All My Sons

Arthur Miller
Mercury, Colchester
(2003)

This Mercury Theatre Company production of Miller's 1947 play is a puzzle. Despite the excellent credentials of all involved and the clarity of the theatre's stated objective 'to inspire, engage and entertain', it does none of the above, and this powerful indictment of post-war America that launched Miller's career never manages to leave the runway.

Designer Michael Vale's vertical sky-blue box punctured with unframed door and windows starkly dominates the stage, neither lending spatial cohesion to the acting space nor making sense as the home of an affluent family of the period. It certainly doesn't look like anything you'd come across in a mid-west suburb and is at odds with the wicker furniture in the family's back yard, where the play is set. If may work symbolically to suggest the isolation of the individuals on stage, but it fails to give due consideration to the play's realism.

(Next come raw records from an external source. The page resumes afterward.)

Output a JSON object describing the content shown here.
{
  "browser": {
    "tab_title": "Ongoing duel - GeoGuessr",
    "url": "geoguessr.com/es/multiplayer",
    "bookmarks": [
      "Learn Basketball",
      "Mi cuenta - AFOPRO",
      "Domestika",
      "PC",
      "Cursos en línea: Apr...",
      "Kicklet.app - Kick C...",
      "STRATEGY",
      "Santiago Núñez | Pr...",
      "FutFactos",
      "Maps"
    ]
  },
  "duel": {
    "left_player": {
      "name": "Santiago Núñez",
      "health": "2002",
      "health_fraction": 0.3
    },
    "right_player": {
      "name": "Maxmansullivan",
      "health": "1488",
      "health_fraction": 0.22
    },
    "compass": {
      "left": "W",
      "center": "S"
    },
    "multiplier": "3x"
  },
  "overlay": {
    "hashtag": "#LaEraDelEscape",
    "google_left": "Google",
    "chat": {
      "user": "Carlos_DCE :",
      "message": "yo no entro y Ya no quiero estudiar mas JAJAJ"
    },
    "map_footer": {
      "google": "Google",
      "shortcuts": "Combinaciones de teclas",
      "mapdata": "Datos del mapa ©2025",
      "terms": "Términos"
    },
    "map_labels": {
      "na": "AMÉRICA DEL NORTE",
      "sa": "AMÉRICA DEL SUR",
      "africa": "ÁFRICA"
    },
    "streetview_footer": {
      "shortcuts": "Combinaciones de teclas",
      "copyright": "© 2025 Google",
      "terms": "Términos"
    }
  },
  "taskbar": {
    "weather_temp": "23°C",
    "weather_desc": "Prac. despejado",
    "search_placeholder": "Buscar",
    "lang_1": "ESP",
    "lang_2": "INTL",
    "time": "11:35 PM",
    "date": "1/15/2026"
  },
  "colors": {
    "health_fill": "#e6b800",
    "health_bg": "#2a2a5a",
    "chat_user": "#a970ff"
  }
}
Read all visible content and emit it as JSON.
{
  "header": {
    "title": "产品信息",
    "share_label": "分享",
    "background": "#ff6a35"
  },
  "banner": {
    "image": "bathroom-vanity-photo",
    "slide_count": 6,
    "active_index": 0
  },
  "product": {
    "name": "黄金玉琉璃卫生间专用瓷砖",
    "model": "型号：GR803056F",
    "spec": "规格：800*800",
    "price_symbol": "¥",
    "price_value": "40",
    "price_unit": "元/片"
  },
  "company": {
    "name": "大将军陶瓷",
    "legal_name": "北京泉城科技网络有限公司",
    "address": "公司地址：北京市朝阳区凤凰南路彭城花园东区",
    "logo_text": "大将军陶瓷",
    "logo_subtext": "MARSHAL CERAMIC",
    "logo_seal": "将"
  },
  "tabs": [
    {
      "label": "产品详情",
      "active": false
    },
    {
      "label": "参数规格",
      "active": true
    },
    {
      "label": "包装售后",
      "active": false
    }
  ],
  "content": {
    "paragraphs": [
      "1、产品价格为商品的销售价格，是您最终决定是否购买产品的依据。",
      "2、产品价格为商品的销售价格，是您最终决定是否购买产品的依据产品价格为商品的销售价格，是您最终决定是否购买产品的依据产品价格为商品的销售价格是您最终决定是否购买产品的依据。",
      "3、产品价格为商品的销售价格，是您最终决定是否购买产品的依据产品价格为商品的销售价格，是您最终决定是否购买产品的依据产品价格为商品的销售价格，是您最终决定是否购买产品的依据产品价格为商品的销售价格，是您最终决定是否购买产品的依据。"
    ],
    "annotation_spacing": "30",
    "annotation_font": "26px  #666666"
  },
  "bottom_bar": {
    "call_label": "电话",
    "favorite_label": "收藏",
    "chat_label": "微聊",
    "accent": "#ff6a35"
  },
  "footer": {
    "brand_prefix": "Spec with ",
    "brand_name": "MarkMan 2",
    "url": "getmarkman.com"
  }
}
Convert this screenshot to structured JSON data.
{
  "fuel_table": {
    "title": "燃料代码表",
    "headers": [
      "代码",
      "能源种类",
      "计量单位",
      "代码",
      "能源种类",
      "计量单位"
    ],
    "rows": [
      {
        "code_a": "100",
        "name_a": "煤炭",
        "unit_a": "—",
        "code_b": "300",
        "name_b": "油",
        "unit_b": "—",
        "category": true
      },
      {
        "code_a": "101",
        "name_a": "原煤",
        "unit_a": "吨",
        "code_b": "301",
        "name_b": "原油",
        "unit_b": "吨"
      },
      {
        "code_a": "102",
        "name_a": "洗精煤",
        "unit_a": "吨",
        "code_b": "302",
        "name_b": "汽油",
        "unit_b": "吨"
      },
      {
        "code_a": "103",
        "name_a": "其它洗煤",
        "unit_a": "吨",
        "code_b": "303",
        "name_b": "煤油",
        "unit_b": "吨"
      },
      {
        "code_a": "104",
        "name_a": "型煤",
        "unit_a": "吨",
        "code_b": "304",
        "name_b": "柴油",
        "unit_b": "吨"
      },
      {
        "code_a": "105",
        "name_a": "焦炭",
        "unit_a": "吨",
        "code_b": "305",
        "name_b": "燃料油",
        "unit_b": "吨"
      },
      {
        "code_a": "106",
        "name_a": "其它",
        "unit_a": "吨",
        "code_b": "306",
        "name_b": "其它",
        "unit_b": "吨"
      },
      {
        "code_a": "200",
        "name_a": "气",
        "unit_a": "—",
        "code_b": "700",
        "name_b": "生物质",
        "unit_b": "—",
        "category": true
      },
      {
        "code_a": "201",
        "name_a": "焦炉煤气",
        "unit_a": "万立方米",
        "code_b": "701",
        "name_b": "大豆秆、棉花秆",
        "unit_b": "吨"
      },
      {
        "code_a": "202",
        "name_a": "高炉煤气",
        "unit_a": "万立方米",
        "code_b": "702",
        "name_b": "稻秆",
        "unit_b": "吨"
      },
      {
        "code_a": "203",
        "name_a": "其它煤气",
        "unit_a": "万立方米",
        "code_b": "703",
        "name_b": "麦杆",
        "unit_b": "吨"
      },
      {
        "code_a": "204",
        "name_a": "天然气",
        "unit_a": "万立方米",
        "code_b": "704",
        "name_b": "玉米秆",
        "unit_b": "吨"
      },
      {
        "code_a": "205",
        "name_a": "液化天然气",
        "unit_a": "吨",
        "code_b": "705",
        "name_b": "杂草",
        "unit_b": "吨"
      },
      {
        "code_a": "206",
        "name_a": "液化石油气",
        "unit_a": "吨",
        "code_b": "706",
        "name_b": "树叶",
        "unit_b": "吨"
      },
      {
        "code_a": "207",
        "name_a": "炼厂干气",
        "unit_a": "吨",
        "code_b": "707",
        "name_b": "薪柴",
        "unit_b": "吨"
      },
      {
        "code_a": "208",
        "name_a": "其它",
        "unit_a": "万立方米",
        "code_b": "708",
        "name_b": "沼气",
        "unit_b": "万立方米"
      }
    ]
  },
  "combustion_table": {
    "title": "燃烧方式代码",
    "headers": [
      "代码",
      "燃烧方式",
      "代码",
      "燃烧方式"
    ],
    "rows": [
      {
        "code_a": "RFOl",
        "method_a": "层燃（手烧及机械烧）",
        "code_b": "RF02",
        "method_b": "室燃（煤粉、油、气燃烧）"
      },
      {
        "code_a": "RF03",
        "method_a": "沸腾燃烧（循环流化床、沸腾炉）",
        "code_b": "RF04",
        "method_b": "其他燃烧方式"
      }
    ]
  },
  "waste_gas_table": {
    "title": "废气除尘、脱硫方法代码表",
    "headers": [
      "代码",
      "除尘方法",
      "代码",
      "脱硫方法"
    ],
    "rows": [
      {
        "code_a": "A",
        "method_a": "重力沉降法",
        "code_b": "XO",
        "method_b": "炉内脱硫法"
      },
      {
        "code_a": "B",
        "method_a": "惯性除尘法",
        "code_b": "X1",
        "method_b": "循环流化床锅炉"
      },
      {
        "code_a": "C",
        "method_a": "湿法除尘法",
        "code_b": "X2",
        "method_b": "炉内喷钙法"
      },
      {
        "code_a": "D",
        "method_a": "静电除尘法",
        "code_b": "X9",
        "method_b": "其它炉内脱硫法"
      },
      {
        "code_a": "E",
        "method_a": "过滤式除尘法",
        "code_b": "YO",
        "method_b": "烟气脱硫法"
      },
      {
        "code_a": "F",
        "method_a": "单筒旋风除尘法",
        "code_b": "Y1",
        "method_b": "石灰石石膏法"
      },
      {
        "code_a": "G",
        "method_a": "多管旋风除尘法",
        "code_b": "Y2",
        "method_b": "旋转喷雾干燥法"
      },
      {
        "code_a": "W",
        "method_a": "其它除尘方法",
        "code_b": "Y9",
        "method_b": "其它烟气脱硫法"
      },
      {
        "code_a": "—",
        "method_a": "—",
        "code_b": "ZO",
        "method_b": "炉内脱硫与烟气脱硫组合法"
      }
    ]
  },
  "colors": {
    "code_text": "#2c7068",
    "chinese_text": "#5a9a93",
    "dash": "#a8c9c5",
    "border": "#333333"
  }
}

The company struggle bravely with their mid-west accents and lapses would be pardonable if only the characters managed to convince. Paul Moriarty as Joe Keller, the man grown rich from his corrupt wartime airplane parts business, is the most consistently transatlantic, and he does manage to convey the blind complacency of the paterfamilias for whose moral error everyone else is paying. The desperate hope of his wife Kate (Christine Absalom) that son Larry will one day return after three years missing in action, requires a nuanced psychological performance. However, at key moments both direction and performance are wildly misjudged, with shrieking and frantic dashing round the stage used to signify an extremity of emotion. At times it was difficult not to laugh with embarrassment.

Their other son, Chris (Philip Ralph), is a war hero unable to adjust after his traumatic experiences, and a man who is an inspiration in the community. This guy, though, looks as if he's spent the war tied to his mother's apron strings. The act of sawing off the broken trunk of his bother's memorial tree in the back yard should be full of implied emotion and significance, but here it's as if a stagehand has come on to tidy up the set. Crucially, when we should be absorbed in the character's inner life we're worrying about the actor's dubious facility with a handsaw.

Miller's play reveals the lies and moral cowardice at the heart of family and national life in post-war America. It demands psychological realism if we are to believe the extraordinary scenes we witness and nuanced delivery to allow the lines their symbolic significance. Unfortunately the Mercury's direction and acting do neither.

Far from elucidating the play's layers of meaning, the acting draws attention to its own shortcomings, with actors unable fully to inhabit their characters or invest them with any emotional depth or range. Nor are they helped by Matthew Smith's directing, which lacks any sense of the weft and warp of the play's comic and tragic elements. The denouement device of the lost son's letter is clumsily handled and the closing minutes come close to parody. What the evening offers is at best incoherence, at worst bathos; and the subtleties of Miller's play are the casualties of this ill-judged production.